Selain itu lanjut pengacara yang aktif membela warga korban pertambangan ini, bahwa pemegang IUP, LUPK atau SIUPB dalam menyelesaikan hak atas tanah sebagaimana dimaksud pada ayat(1) tentunya wajib memberikan kompensasi berdasarkan kesepakatan bersama dengan pemegang Hak atas tanah.
“Kompensasi sebagaimana dimaksud Pada ayat 3 dihitung berdasarkan luasan tanah dan atau benda yang berada diatas tanah yang akan di usahakan untuk kegiatan usaha pertambangan oleh pemegang IUP LUPK dan tidak memperhitungkan nilai potensi komoditas mineral Batubara,”ujarnya.

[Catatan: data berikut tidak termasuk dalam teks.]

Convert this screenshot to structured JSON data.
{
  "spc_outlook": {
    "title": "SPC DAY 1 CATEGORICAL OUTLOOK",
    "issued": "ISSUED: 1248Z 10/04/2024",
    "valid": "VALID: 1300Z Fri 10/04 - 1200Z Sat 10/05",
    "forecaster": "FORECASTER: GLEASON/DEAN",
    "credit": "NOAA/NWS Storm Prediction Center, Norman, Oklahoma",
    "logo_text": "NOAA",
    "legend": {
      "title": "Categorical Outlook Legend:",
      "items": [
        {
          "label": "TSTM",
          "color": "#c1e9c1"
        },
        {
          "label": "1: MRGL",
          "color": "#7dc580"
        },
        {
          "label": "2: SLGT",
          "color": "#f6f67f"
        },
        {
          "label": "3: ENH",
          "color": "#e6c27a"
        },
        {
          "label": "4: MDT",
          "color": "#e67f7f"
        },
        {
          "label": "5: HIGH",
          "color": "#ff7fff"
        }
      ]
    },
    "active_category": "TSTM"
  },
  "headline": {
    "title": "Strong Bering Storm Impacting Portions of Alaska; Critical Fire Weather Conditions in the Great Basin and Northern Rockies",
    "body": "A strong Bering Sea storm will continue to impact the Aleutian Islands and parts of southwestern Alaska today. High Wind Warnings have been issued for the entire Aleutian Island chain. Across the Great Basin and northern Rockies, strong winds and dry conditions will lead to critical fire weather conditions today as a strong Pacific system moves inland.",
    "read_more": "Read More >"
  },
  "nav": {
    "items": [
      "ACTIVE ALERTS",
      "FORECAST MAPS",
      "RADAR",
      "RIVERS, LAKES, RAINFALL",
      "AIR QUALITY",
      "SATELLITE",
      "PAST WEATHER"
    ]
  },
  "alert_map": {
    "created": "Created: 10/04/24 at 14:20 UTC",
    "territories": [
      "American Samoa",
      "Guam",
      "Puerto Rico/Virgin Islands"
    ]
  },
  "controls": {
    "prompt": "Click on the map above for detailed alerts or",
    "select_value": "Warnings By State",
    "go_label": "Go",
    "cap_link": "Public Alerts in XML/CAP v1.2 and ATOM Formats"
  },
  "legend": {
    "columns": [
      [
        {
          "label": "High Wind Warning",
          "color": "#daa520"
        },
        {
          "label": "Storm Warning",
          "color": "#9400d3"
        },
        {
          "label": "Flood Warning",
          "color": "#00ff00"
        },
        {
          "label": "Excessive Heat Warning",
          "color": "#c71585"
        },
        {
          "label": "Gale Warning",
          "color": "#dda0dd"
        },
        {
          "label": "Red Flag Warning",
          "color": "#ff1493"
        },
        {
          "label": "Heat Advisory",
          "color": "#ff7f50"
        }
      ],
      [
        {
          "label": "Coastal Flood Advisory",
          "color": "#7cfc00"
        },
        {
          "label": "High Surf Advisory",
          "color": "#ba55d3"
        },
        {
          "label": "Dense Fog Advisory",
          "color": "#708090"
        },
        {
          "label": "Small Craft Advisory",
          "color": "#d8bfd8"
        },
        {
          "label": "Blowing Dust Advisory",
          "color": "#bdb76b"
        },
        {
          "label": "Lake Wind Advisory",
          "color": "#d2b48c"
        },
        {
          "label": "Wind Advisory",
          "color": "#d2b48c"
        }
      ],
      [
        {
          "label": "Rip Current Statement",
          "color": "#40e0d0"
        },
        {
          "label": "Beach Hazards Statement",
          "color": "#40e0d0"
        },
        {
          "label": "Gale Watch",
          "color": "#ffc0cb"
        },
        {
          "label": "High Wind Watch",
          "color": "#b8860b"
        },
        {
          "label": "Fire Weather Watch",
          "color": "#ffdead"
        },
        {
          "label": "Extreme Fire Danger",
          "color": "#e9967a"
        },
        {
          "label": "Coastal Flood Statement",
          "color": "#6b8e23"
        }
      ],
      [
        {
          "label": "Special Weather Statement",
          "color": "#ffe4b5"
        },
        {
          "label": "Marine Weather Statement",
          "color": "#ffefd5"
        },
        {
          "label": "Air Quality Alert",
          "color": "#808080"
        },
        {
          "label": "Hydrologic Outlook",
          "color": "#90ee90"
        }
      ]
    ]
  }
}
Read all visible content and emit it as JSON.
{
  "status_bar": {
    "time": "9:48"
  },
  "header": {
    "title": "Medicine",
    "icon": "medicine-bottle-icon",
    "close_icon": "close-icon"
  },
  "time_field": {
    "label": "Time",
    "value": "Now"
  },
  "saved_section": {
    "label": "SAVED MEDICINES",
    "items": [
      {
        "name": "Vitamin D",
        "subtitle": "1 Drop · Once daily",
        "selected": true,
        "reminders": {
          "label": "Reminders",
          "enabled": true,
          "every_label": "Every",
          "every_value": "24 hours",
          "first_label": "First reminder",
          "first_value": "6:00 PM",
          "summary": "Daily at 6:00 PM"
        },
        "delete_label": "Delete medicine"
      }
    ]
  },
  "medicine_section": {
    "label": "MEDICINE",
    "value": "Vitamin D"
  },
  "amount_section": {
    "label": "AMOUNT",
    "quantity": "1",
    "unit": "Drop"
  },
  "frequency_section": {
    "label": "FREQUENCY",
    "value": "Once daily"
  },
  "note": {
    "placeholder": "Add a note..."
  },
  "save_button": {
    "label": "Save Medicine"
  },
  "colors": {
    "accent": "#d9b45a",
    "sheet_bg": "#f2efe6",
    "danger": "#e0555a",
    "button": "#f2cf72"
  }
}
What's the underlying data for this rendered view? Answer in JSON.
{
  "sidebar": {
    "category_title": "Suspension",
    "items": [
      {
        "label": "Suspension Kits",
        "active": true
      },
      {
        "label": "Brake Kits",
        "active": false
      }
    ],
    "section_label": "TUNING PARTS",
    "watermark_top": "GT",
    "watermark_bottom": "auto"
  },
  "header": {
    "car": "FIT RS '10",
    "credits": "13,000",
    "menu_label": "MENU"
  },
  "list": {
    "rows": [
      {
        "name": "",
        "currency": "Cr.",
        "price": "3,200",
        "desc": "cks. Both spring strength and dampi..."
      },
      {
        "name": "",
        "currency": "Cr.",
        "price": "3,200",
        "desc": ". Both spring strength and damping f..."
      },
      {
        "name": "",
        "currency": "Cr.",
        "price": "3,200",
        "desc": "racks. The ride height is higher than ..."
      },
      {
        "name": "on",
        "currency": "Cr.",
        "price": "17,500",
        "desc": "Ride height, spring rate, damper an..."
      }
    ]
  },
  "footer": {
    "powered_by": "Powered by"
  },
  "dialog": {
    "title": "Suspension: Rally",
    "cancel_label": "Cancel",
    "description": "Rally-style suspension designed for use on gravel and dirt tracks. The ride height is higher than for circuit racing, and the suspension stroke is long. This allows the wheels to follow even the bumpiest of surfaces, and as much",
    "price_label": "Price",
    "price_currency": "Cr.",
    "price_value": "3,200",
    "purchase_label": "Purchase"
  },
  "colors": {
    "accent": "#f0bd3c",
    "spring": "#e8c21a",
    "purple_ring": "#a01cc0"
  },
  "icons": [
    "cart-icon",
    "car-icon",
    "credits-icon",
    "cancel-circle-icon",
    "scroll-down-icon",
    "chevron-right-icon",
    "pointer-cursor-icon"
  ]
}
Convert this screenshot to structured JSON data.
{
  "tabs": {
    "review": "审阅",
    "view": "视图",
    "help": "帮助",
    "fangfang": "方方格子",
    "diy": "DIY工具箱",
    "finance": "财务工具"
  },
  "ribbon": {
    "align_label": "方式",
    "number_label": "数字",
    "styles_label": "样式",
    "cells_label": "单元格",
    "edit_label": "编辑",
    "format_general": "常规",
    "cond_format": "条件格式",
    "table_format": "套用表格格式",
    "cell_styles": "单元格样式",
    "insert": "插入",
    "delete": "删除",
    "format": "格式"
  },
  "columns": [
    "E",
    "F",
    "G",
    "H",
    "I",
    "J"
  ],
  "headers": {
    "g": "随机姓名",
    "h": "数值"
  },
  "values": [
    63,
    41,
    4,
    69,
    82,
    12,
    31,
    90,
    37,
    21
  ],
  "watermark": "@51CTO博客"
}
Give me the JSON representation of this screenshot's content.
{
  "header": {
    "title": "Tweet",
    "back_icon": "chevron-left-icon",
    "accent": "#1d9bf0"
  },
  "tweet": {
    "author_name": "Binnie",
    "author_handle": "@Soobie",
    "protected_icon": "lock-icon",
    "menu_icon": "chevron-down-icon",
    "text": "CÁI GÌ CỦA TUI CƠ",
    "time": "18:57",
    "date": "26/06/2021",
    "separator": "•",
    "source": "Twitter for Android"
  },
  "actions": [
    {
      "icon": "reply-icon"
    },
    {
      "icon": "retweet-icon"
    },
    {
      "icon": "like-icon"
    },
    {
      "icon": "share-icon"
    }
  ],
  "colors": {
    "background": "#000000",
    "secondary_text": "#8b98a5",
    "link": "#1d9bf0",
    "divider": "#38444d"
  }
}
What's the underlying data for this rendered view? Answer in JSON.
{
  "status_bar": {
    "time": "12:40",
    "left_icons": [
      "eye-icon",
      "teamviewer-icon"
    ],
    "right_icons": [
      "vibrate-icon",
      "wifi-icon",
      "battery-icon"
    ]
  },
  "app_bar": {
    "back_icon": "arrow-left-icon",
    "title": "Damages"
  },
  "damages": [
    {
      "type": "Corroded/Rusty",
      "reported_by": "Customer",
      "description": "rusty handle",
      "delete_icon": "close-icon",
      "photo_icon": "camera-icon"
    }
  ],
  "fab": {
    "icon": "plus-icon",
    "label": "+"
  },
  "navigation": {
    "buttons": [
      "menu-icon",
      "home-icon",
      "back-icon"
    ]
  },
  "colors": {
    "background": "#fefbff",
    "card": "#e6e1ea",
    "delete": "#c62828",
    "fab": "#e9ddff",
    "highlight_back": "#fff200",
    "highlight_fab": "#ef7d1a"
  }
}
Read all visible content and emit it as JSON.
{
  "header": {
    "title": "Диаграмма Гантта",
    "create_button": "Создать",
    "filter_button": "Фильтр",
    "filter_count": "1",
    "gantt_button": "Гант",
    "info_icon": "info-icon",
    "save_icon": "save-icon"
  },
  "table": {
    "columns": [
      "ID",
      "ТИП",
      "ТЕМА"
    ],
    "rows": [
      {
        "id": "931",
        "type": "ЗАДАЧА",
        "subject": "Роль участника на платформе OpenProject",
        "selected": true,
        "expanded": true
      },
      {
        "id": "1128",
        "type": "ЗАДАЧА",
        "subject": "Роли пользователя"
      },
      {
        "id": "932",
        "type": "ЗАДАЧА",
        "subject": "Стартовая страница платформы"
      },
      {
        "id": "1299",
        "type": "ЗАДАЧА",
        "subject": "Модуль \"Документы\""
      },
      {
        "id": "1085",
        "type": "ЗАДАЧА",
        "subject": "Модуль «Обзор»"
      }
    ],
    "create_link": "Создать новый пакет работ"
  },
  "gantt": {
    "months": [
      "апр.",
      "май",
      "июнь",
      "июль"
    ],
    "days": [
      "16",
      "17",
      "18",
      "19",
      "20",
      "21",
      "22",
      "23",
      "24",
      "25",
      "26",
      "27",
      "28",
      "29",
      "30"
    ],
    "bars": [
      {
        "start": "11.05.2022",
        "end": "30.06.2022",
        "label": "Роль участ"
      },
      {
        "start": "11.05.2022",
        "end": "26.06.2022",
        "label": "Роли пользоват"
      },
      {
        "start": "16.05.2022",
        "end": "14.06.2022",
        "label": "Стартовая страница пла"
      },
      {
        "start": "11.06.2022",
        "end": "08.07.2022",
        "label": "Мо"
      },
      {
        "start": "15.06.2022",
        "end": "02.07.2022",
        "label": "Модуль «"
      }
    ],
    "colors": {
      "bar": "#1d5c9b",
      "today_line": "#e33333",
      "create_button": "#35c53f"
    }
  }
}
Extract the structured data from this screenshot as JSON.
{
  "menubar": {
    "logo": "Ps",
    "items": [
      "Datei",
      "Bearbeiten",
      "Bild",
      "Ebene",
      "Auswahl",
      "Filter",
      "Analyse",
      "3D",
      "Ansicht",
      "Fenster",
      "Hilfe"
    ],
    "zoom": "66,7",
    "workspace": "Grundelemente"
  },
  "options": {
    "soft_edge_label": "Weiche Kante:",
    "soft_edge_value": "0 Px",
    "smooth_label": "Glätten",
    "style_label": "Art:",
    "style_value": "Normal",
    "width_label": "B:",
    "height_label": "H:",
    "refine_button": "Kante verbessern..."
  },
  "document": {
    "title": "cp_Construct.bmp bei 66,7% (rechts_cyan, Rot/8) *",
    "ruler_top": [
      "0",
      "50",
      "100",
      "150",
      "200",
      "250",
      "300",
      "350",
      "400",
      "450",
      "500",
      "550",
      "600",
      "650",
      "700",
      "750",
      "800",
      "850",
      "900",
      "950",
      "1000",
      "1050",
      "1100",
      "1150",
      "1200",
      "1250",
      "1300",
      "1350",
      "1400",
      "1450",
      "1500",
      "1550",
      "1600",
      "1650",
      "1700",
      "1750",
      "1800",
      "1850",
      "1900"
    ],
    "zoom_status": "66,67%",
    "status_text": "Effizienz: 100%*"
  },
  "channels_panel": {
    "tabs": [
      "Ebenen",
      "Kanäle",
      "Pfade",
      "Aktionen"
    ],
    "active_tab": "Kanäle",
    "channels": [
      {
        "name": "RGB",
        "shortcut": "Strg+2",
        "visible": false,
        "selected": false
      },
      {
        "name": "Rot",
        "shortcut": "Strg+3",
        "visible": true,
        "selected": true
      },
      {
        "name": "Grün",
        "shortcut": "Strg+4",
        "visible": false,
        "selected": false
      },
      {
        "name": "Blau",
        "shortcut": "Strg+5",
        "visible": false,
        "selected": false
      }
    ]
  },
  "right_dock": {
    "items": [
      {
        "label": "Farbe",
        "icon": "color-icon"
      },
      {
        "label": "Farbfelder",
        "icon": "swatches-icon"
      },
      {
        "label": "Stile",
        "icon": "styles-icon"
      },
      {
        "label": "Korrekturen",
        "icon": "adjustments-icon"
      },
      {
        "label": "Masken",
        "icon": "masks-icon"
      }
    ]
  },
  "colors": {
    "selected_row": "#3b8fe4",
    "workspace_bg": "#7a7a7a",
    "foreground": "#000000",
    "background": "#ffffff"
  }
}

Pemilik lahan menurutnya, pada prinsipnya mendukung masuknya perusahan tambang sehingga berharap perusahan segera selesaikan masalah tersebut.
“Mencari solusi terbaik bukan berarti mengorbankan salah satu pihak tetapi harus mencapai kesepakatan bersama dan bermanfaat untuk kedua pihak. Jadi sebelum perushan melakukan pembayaran ganti rugi tentu klien kami bersikukuh menolak perusahan melakukan aksivitas dilahan milik klien kami,”tandasnya.(tr-05)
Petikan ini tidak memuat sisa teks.